I have been asked by a few people how I do it so thought I'd share a few tips and suggestion.
"WHAT LENS DO YOU USE"
Tricky question really, it helps if you use a fast lens preferably with some sort of image stabilisation however I know of people who have obtained brilliant flight shots using a Sigma 50-500mm lens with no image stabilisation mode. Personally just in case the Swallows stay a bit distant I like to use my 500mm f4 prime lens and if the weather is sunny setting it at f/5.6 however I do find using a teleconverter slows things down too much so don't use one and with Swallows being quick...well you need your equipment to be quick to respond.
If I am at a location where I know the birds will be close I will use my 300mm f/2.8 this will eliminate poor weather too. If you're having a problem with Swallows along the ground like the image below, welcome to the club. But seriously try sky shots first, with a blue sky. It's easier and makes good practice.
Right ideally you want to be photographing in glorious sunny weather with blue skies as it helps massively and the blue on the bird just looks great. Make sure the sun is behind you of course.
I will switch my camera into AV mode as this guarantees that I get the fastest shutter speed regardless where I point my lens. ISO setting varies on location and light condition for example if I am in a field on a good bright day that isn't shaded too much I will go anywhere from 400 to 640 and shoot at f/5.6 and exposure wise anywhere from +2/3 to +1. If it is overcast or slightly late in the evening I will up the exposure settings from anywhere +1 to +1&2/3rd's and change the ISO to values of 640 to 1000. You ideally need a shutter speed of anywhere from 1/1500th to 1/2500 however I have got flight shots with less shutter speed just with wing blur.
However if you are photographing over water remember you have the reflected light off the water surface which helps on slightly cloudy days to get both better exposure and shutter speeds.
Also set the camera to Continuous shooting mode for obvious reasons.
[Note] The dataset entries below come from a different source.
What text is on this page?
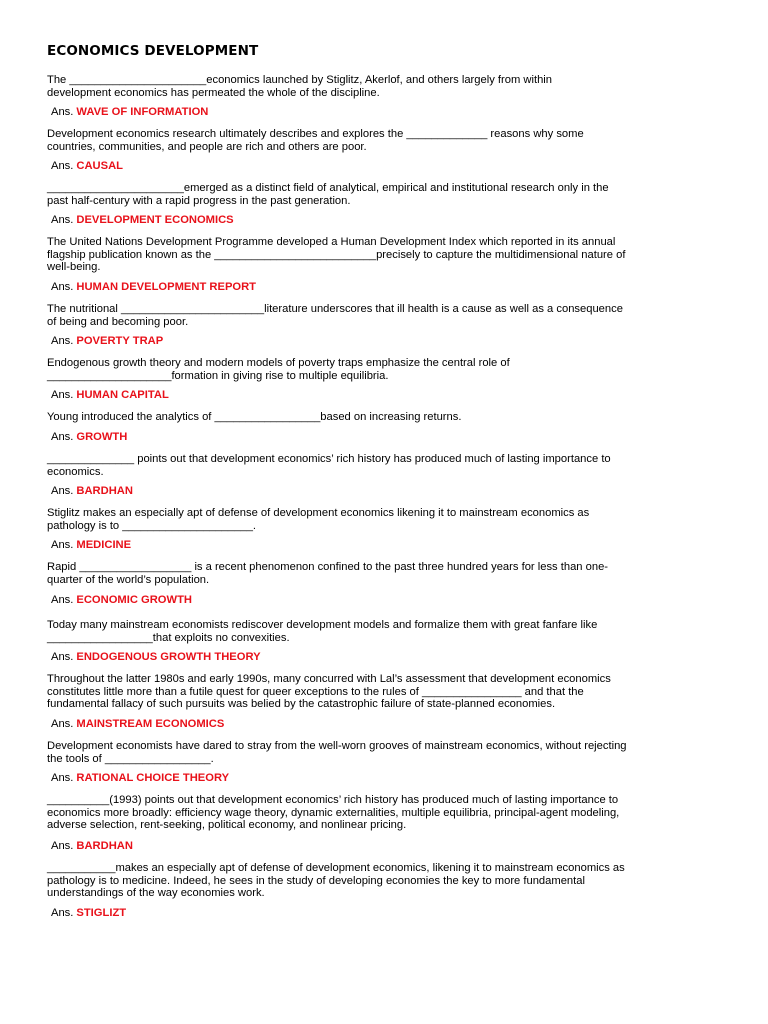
ECONOMICS DEVELOPMENT

The ______________________economics launched by Stiglitz, Akerlof, and others largely from within
development economics has permeated the whole of the discipline.

Ans. WAVE OF INFORMATION

Development economics research ultimately describes and explores the _____________ reasons why some
countries, communities, and people are rich and others are poor.

Ans. CAUSAL

______________________emerged as a distinct field of analytical, empirical and institutional research only in the
past half-century with a rapid progress in the past generation.

Ans. DEVELOPMENT ECONOMICS

The United Nations Development Programme developed a Human Development Index which reported in its annual
flagship publication known as the __________________________precisely to capture the multidimensional nature of
well-being.

Ans. HUMAN DEVELOPMENT REPORT

The nutritional _______________________literature underscores that ill health is a cause as well as a consequence
of being and becoming poor.

Ans. POVERTY TRAP

Endogenous growth theory and modern models of poverty traps emphasize the central role of
____________________formation in giving rise to multiple equilibria.

Ans. HUMAN CAPITAL

Young introduced the analytics of _________________based on increasing returns.

Ans. GROWTH

______________ points out that development economics’ rich history has produced much of lasting importance to
economics.

Ans. BARDHAN

Stiglitz makes an especially apt of defense of development economics likening it to mainstream economics as
pathology is to _____________________.

Ans. MEDICINE

Rapid __________________ is a recent phenomenon confined to the past three hundred years for less than one-
quarter of the world’s population.

Ans. ECONOMIC GROWTH

Today many mainstream economists rediscover development models and formalize them with great fanfare like
_________________that exploits no convexities.

Ans. ENDOGENOUS GROWTH THEORY

Throughout the latter 1980s and early 1990s, many concurred with Lal’s assessment that development economics
constitutes little more than a futile quest for queer exceptions to the rules of ________________ and that the
fundamental fallacy of such pursuits was belied by the catastrophic failure of state-planned economies.

Ans. MAINSTREAM ECONOMICS

Development economists have dared to stray from the well-worn grooves of mainstream economics, without rejecting
the tools of _________________.

Ans. RATIONAL CHOICE THEORY

__________(1993) points out that development economics’ rich history has produced much of lasting importance to
economics more broadly: efficiency wage theory, dynamic externalities, multiple equilibria, principal-agent modeling,
adverse selection, rent-seeking, political economy, and nonlinear pricing.

Ans. BARDHAN

___________makes an especially apt of defense of development economics, likening it to mainstream economics as
pathology is to medicine. Indeed, he sees in the study of developing economies the key to more fundamental
understandings of the way economies work.

Ans. STIGLIZT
Again welcome to the club. It's what makes photographing Swallows equally frustrating and rewarding face the facts you have to keep the bird both in the viewfinder and in focus whilst a small bird flies at speed low to the ground twisting and turning normally trying to catch and even smaller and more nimble insect...however there are a few tricks I do.
1st Try either early in the morning when the Swallows first start to hunt both the Swallows and the insects aren't quite up to speed/warmed up.
2nd Unless you want sky shots avoid mid afternoon's as I find normally this is when they're mostly high in the sky as are the insects, unless it's sky shots you are after... Plus if the UK weather is hot you will too get hot and sweaty.
3rd Try about 5pm onwards the light is soft, less heat haze, and to me I swear the Swallows feed more but slower.
If you have more than one Swallow zipping around, as often is the case sit back and watch them, learn the flight pattern they do, it may look like a manic feeding frenzy but it ain't if it was there would be collisions and I've not seen Swallows collide EVER. With some it is like a figure of eight pattern other times its up one way and back the other...just watch them you'll figure out what I mean and figure out the way they hunt. Also they will disappear, taking food back to the young, this is your chance to get your breath back and check your images, they will return as long as you haven't done something stupid to scare them away Swallows are quite tolerant to us humans so they shouldn't have been scared off.
I also have seen others frantically point the camera at the nearest bird, curse, then point at the next nearest bird followed by more cursing, don't choose this method you might get lucky but you will also get frustrated equally quick. Pick one bird that's at a fair distance from you and keep tracking it in the viewfinder the bird will do one of two things stay far away, in which case choose the next bird and wait/keep tracking until it gets closer this method is good if you have either a slow lens/camera if you choose the closest bird to you often both you and your camera aren't quick enough. Also try out photographing juveniles for your first time as they're not as quick as the adults. However my TOP tip is practise, more practise, have a drink, more practise and....more practise but on a more serious note take loads of images the hit/success rate is shockingly low, I am lucky if from a full 4 gigabyte card I keep 20% of the images on a good day( I think I heard Adrian faint and hit the floor).
I don't use neither! Even when using my 500mm lens I prefer to handhold the lens but my biceps are big lol. So it's a case of use a tripod if you have one or a monopod if you got one. I would opt for the monopod with a gimbal head, which is what I used to use. However I felt either option was to clumsy and prefer handholding the lens as it gives me better fluidity whilst tracking the bird and with high shutter speed being used "stability" is not really an issue plus if need be I can lay low on my belly for a better point of view plus whilst laying low/kneeling down I find the Swallows come in closer.
"WHERE IS THE BEST PLACE TO PHOTOGRAPH SWALLOWS". That's a tricky one. Most Swallows in my home County tend to nest in barns/stables or outbuildings. So if it's nesting in a stable I will try and photograph them in the field or paddocks that they tend to hunt in near to their nesting sites. However sometimes they build their nests in strange places like the one below, a flock regularly nest in garages belonging to residents of one village who leave their garages open all Summer and the birds then either hunt the nearby fields or as in this image a playing field/football pitches.